First off praise where it's due, ordered a bunch of stuff yesterday afternoon and it arrived this lunchtime :thumb: 

Quick query though, order a bottle of Blitz Spray Sealant, I figured because of the name it would come with a sprayer but it seems to just be a bottle, is this right?


----------



## Johnnyopolis (Oct 25, 2005)

Ooops! 

I will get kev to send one out to you... Sorry!


----------



## hutchingsp (Apr 15, 2006)

Johnnyopolis said:


> Ooops!
> 
> I will get kev to send one out to you... Sorry!


No worries these things happen 

I'm a bit confused now tbh.

Just looked at the box contents in depth and the Blitz says "Body Shield Blitz White Carnauba Spray Sealant", which I guess isn't the Acrylic stuff that I ordered?
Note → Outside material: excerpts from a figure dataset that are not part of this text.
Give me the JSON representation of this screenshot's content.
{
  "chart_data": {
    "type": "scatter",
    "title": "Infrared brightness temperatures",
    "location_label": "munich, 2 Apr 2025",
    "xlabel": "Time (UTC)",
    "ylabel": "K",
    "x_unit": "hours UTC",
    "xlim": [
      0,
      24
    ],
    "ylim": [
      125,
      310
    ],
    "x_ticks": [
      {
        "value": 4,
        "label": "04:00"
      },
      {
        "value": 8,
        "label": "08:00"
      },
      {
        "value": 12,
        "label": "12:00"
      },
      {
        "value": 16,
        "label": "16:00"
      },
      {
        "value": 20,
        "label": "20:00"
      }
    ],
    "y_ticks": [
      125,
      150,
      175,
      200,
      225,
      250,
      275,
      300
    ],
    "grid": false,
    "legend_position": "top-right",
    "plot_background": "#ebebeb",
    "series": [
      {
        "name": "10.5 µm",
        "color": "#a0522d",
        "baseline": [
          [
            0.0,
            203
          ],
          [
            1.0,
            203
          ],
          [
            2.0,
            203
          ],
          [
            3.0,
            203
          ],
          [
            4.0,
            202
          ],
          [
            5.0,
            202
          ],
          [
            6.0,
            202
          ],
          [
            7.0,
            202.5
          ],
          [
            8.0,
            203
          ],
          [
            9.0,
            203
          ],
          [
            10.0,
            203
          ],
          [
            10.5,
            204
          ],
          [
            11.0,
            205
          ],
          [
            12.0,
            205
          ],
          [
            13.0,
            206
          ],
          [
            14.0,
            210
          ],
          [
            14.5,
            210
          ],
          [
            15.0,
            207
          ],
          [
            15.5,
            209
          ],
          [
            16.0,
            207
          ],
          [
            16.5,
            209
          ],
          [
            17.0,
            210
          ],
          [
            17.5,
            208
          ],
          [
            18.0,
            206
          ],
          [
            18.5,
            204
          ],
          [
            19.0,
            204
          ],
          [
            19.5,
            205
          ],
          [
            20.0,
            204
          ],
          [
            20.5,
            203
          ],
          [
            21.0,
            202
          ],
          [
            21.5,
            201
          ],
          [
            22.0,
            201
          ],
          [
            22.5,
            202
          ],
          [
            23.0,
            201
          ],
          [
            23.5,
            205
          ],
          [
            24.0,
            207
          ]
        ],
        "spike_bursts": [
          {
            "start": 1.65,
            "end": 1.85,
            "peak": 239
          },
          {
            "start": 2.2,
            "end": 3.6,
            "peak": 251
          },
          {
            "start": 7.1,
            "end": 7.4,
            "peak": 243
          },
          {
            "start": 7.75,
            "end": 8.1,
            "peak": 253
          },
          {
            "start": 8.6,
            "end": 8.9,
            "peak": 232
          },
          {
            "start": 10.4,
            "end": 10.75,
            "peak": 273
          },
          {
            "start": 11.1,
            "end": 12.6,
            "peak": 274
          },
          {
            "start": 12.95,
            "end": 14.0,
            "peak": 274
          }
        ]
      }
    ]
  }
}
Not too sure what it is as it doesn't seem to be on the CG website either?!


----------



## Johnnyopolis (Oct 25, 2005)

The problem for me is Chemical Guys make the same product with more than one name (as David G will confirm) The product you have is Blitz but I will check the bottles in the warehouse tomorrow just to make sure they are all the same. 

Johnny


----------



## hutchingsp (Apr 15, 2006)

Thanks, there's no rush as the Blitz was a bit of an impulse "ooh I'll try that addition to the order".

In case it helps, the order/invoice was for "Blitz Acrylic Spray Sealant" which I took to be this stuff Acrylic Blitz.


----------



## hutchingsp (Apr 15, 2006)

Just wondered if you'd had chance yet to check out if I had been sent the right product, as well as the (presumably) missing spray nozzle?


----------



## cdti_sri (Jul 17, 2006)

I didnt get a spray head with my blitz either.


----------



## david g (Dec 14, 2005)

hutchingsp said:


> No worries these things happen
> 
> I'm a bit confused now tbh.
> 
> ...


Its the same product ,CG have a habit of changing the names of the product ever so slightly without notifying anyone:thumb:


----------



## Johnnyopolis (Oct 25, 2005)

cdti_sri said:


> I didnt get a spray head with my blitz either.


Drop kev and email to [email protected] with your order number and he will pop one in the post to you.

Cheers,

Johnny


----------